La langue, telle qu'elle est

Le Multi est si bien accueilli à sa parution qu'il sera réédité, dans des versions chaque fois enrichies, en 1992, en 1997 et en 2003. «Les Français, eux, ont estimé que l'ouvrage pourrait être pertinent pour l'ensemble de la francophonie, si bien que, chez Larousse, on m'a demandé d'en faire une adaptation: c'est devenu Le Dico pratique, qui a paru de 1989 à 1994.»

Des dictionnaires de difficultés, il y en avait un certain nombre déjà, plutôt bien faits: le Thomas, le Girodet, le Dagenais québécois. Le Multi n'était donc pas unique, mais dès le début, il s'est révélé différent de tous les autres. «Tous ces ouvrages insistaient surtout sur des problèmes d'orthographe et de grammaire. Mais on y parlait peu ou pas de typographie, par exemple, de la graphie des nombres, de conjugaison. Et ils étaient souvent destinés à un public linguistiquement averti, si je puis dire. Le Multi, je l'ai voulu accessible au grand public, qui n'a pas à se demander si telle difficulté est d'ordre syntaxique, grammatical ou autre. Les tableaux y sont donc classés, comme les mots, en ordre alphabétique et non pas selon leur catégorie.»



Qualité

Tout en peaufinant son Multi, Mme de Villers entre aux HEC en 1990: elle va y mettre en vigueur une politique de qualité de la langue. «C'était une première pour un établissement universitaire, ce qui a pu surprendre. Mais ceux qui connaissent l'histoire de l'École savent qu'on y a toujours eu le souci d'une langue de qualité pour les futurs gestionnaires. Il ne faut pas oublier que Victor Barbeau y a longtemps oeuvré. C'est dire...»

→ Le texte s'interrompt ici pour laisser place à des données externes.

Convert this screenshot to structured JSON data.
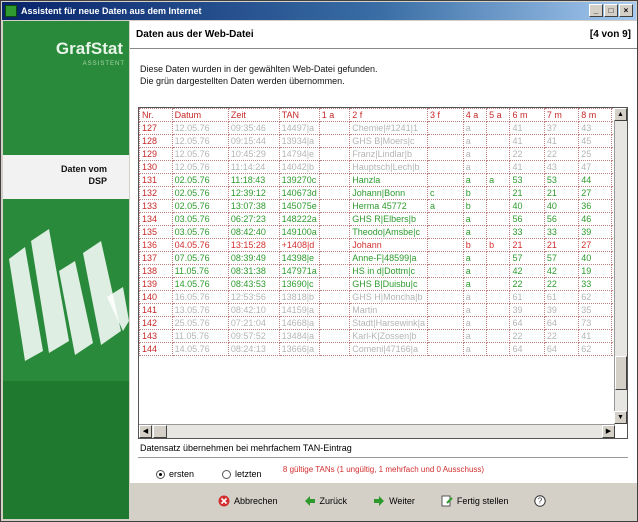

Marie-Éva de Villers se retrouve en terrain connu puisqu'elle y avait fait un baccalauréat en marketing quelques années plus tôt. «D'ailleurs, je n'hésite pas à dire que mon dictionnaire est le résultat d'un concept marketing. Il y avait un besoin réel pour cet genre d'ouvrage, et je crois que celui-ci le satisfait plutôt bien.» Un besoin évident, pourrait-on ajouter, puisqu'elle se souvient qu'à l'Office de la langue française, on recevait quelque 100 000 demandes d'information par année du seul milieu des affaires!

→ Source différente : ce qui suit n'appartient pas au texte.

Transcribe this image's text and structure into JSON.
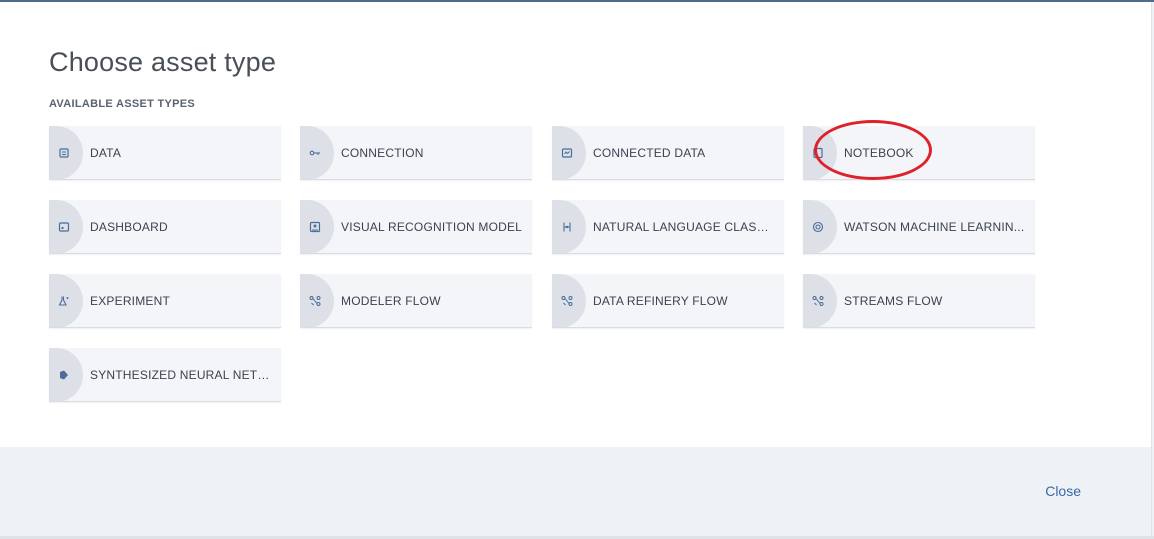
{
  "dialog": {
    "title": "Choose asset type",
    "subtitle": "AVAILABLE ASSET TYPES",
    "close_label": "Close"
  },
  "tiles": [
    {
      "label": "DATA",
      "icon": "data-icon"
    },
    {
      "label": "CONNECTION",
      "icon": "connection-icon"
    },
    {
      "label": "CONNECTED DATA",
      "icon": "connected-data-icon"
    },
    {
      "label": "NOTEBOOK",
      "icon": "notebook-icon"
    },
    {
      "label": "DASHBOARD",
      "icon": "dashboard-icon"
    },
    {
      "label": "VISUAL RECOGNITION MODEL",
      "icon": "visual-recognition-icon"
    },
    {
      "label": "NATURAL LANGUAGE CLASSIF...",
      "icon": "natural-language-icon"
    },
    {
      "label": "WATSON MACHINE LEARNIN...",
      "icon": "machine-learning-icon"
    },
    {
      "label": "EXPERIMENT",
      "icon": "experiment-icon"
    },
    {
      "label": "MODELER FLOW",
      "icon": "modeler-flow-icon"
    },
    {
      "label": "DATA REFINERY FLOW",
      "icon": "data-refinery-flow-icon"
    },
    {
      "label": "STREAMS FLOW",
      "icon": "streams-flow-icon"
    },
    {
      "label": "SYNTHESIZED NEURAL NETW...",
      "icon": "neural-network-icon"
    }
  ],
  "colors": {
    "accent": "#3a6aa8",
    "tile_bg": "#f3f5f8",
    "footer_bg": "#eef1f5",
    "annotation": "#e0202a"
  }
}
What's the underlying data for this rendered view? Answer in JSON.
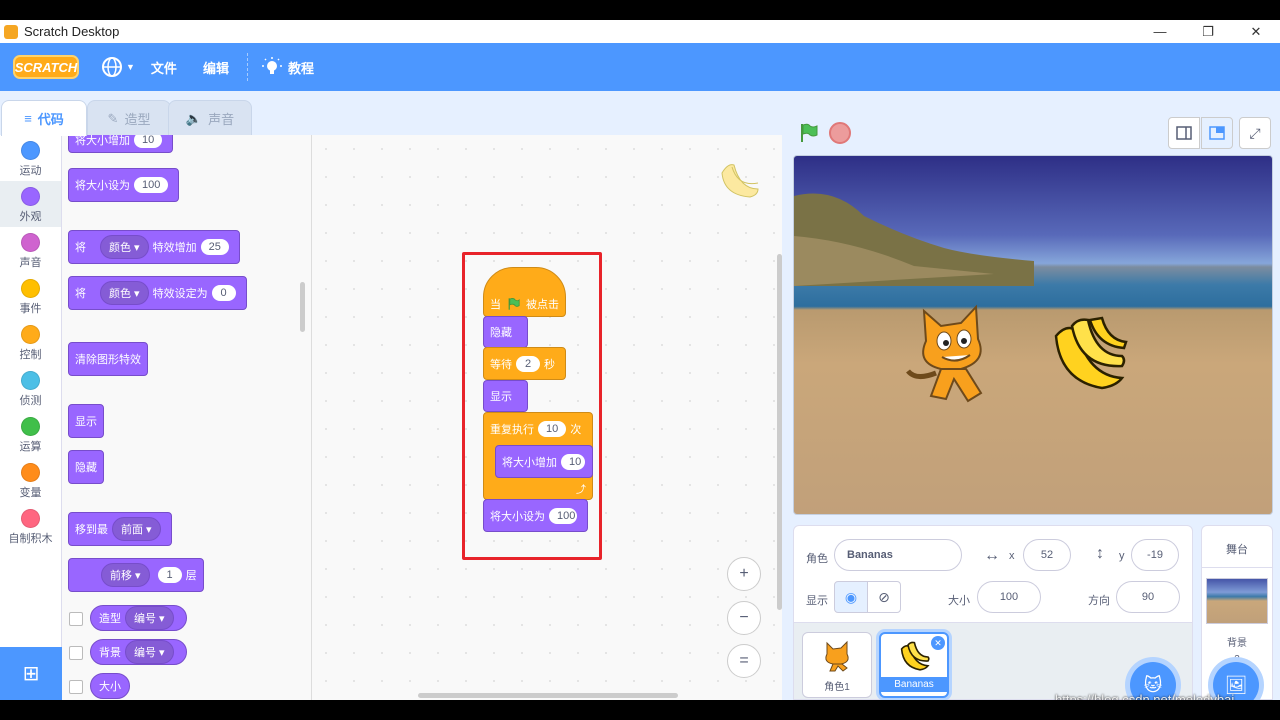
{
  "window": {
    "title": "Scratch Desktop",
    "minimize": "—",
    "restore": "❐",
    "close": "✕"
  },
  "menu": {
    "logo": "SCRATCH",
    "language_icon": "globe-icon",
    "file": "文件",
    "edit": "编辑",
    "tutorials": "教程"
  },
  "tabs": [
    {
      "label": "代码"
    },
    {
      "label": "造型"
    },
    {
      "label": "声音"
    }
  ],
  "categories": [
    {
      "label": "运动",
      "color": "#4c97ff"
    },
    {
      "label": "外观",
      "color": "#9966ff"
    },
    {
      "label": "声音",
      "color": "#cf63cf"
    },
    {
      "label": "事件",
      "color": "#ffbf00"
    },
    {
      "label": "控制",
      "color": "#ffab19"
    },
    {
      "label": "侦测",
      "color": "#4cbfe6"
    },
    {
      "label": "运算",
      "color": "#40bf4a"
    },
    {
      "label": "变量",
      "color": "#ff8c1a"
    },
    {
      "label": "自制积木",
      "color": "#ff6680"
    }
  ],
  "palette": {
    "change_size": {
      "text": "将大小增加",
      "value": "10"
    },
    "set_size": {
      "text": "将大小设为",
      "value": "100"
    },
    "change_effect": {
      "prefix": "将",
      "dropdown": "颜色",
      "text": "特效增加",
      "value": "25"
    },
    "set_effect": {
      "prefix": "将",
      "dropdown": "颜色",
      "text": "特效设定为",
      "value": "0"
    },
    "clear_effects": "清除图形特效",
    "show": "显示",
    "hide": "隐藏",
    "go_to_layer": {
      "text": "移到最",
      "dropdown": "前面"
    },
    "go_layers": {
      "dropdown": "前移",
      "value": "1",
      "suffix": "层"
    },
    "costume": {
      "text": "造型",
      "dropdown": "编号"
    },
    "backdrop": {
      "text": "背景",
      "dropdown": "编号"
    },
    "size": "大小"
  },
  "script": {
    "hat": {
      "prefix": "当",
      "suffix": "被点击"
    },
    "hide": "隐藏",
    "wait": {
      "text": "等待",
      "value": "2",
      "suffix": "秒"
    },
    "show": "显示",
    "repeat": {
      "text": "重复执行",
      "value": "10",
      "suffix": "次"
    },
    "change_size": {
      "text": "将大小增加",
      "value": "10"
    },
    "set_size": {
      "text": "将大小设为",
      "value": "100"
    }
  },
  "zoom": {
    "in": "+",
    "out": "−",
    "reset": "="
  },
  "sprite_info": {
    "sprite_label": "角色",
    "sprite_name": "Bananas",
    "x_label": "x",
    "x_value": "52",
    "y_label": "y",
    "y_value": "-19",
    "show_label": "显示",
    "size_label": "大小",
    "size_value": "100",
    "direction_label": "方向",
    "direction_value": "90"
  },
  "sprites": [
    {
      "name": "角色1"
    },
    {
      "name": "Bananas"
    }
  ],
  "stage_panel": {
    "title": "舞台",
    "backdrop_label": "背景",
    "backdrop_count": "3"
  },
  "watermark": "https://blog.csdn.net/melodybai"
}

Le Multi, on le sait, traite de tous les types de difficultés, de québécismes et d'anglicismes, des règles de la correspondance écrite... Il y a là une somme impressionnante de renseignements de tous ordres que l'auteur a colligés seule. Serait-elle une sorte de bourreau de travail, un peu «ergomane»? «Je n'irais pas jusque-là. "Ergophile", peut-être. Je suis passionnée, c'est certain. Il y a longtemps que j'ai fait mienne cette belle maxime de Vauvenargues: "Si la passion conseille parfois plus hardiment que la réflexion, c'est qu'elle donne plus de forces pour exécuter." C'est, si vous voulez, la flamme qui m'anime.»

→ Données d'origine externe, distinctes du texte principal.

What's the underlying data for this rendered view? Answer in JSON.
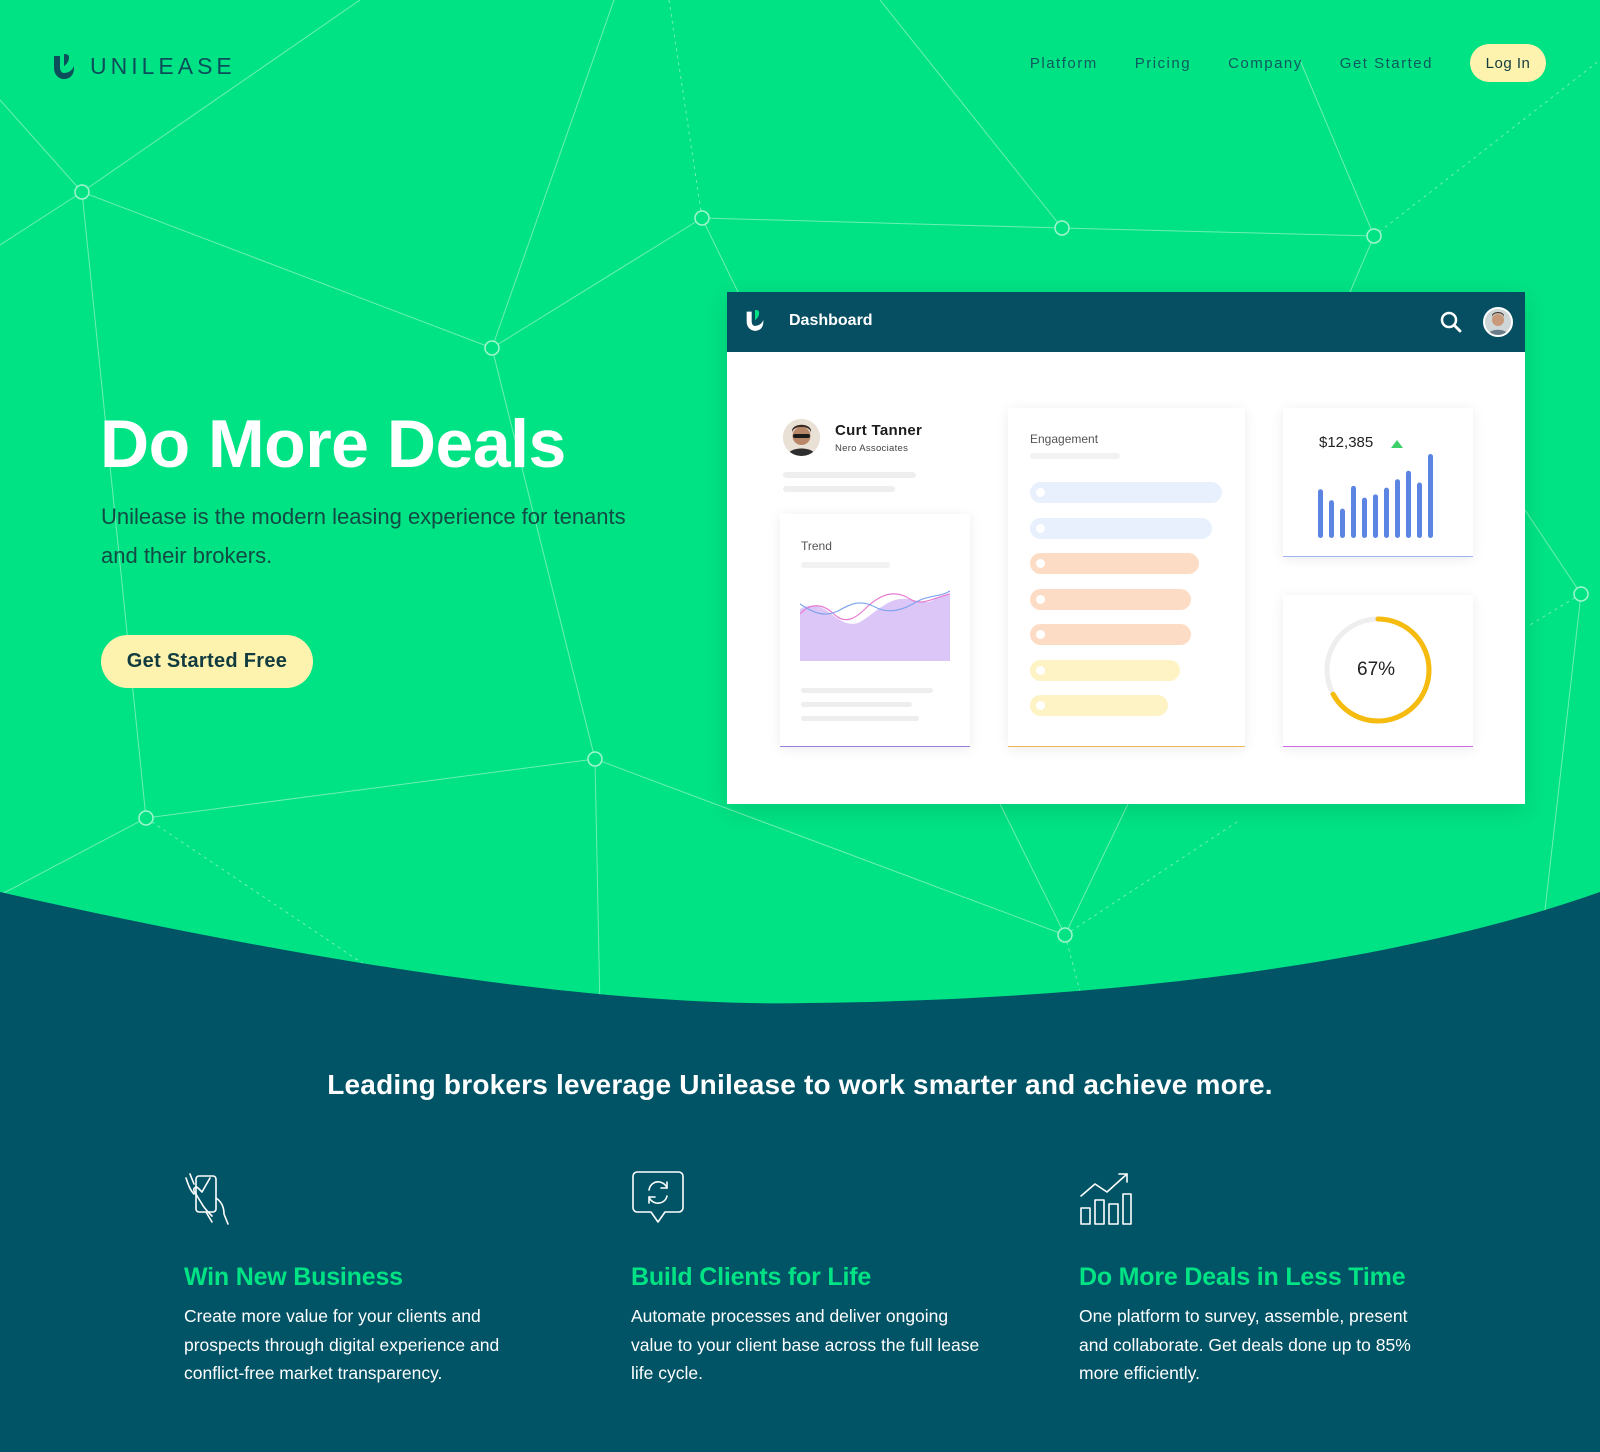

Et elle vient de terminer un PhD en linguistique, après sept ans de recherches, sur la langue qu'utilisent les journalistes — ceux du Devoir et du journal Le Monde. «J'ai voulu étudier la norme réelle du français telle qu'ils la pratiquent. Quels sont les mots nécessaires pour dire l'actualité? Et je peux vous annoncer avec plaisir que le vocabulaire des journalistes du Devoir est aussi étendu que celui de leurs homologues du Monde.»